Обратим внимание, что такие разные кинорежиссеры, как Андрон Кончаловский («Три сестры», Театр им. Моссовета), Глеб Панфилов («Ложь во спасение», Московский театр «Ленком»), Алексей Мизгирев («Братья», Гоголь-центр) в своих театральных постановках используют элементы экранных искусств весьма скупо. Кто-кто, а они знают об опасности увлечения аттракционами. Возможно, они и уходят в театр в поисках большей сопротивляемости материала, недаром Блок говорил в конце жизни, что утратил интерес к написанию стихов: «они слишком легко пишутся». Актерская игра развивается, пульсирует внутри произведения, а технологии — всего лишь устойчивый зафиксированный компонент спектакля.

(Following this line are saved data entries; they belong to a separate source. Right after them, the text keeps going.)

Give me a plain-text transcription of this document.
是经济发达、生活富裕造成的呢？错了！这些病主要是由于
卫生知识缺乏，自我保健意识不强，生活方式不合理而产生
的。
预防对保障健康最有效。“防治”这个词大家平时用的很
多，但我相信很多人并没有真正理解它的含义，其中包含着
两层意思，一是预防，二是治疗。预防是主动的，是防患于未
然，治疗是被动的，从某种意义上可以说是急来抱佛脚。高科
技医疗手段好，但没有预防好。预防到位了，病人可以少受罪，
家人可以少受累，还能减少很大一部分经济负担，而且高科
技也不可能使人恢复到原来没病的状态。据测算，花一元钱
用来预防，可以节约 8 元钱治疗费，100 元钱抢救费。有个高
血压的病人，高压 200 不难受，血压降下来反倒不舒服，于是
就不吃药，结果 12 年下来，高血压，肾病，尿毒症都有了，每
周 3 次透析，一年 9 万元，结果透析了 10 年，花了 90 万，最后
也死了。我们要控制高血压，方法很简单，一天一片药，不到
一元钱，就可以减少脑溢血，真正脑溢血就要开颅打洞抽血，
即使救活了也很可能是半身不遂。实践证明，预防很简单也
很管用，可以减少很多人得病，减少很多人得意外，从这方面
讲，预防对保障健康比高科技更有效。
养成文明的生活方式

Ставка на экран создает только видимость новизны. Вспомним, что почти сто лет назад режиссер и кинохудожник Сергей Козловский — впоследствии главный художник киностудии «Союздетфильм» (Киностудия им. М. Горького) — для спектакля «Город в кольце» (1921, Театр революционной сатиры) снял ряд эпизодов и смонтировал из кадров кинохроники три части, которые, являясь продолжением спектакля, демонстрировались на сцене между действиями, а в 1922 году при показе пьесы в Большом театре попытался уже совместить сценическое действие с киноэкраном. Пусть результаты были скромными, но они были. Как видим, театр проявляет эстетическую неуступчивость, он сопротивляется визуальной агрессии фона, не пускает задник на авансцену. Возможно, потому лидерами сезона стали спектакли, акцентирующие не суперсовременные технологии, а работы, в которых блистали актерская игра и режиссерская мысль, где доминировал Театр… Эта старомодная новость и стала главным итогом минувшего сезона.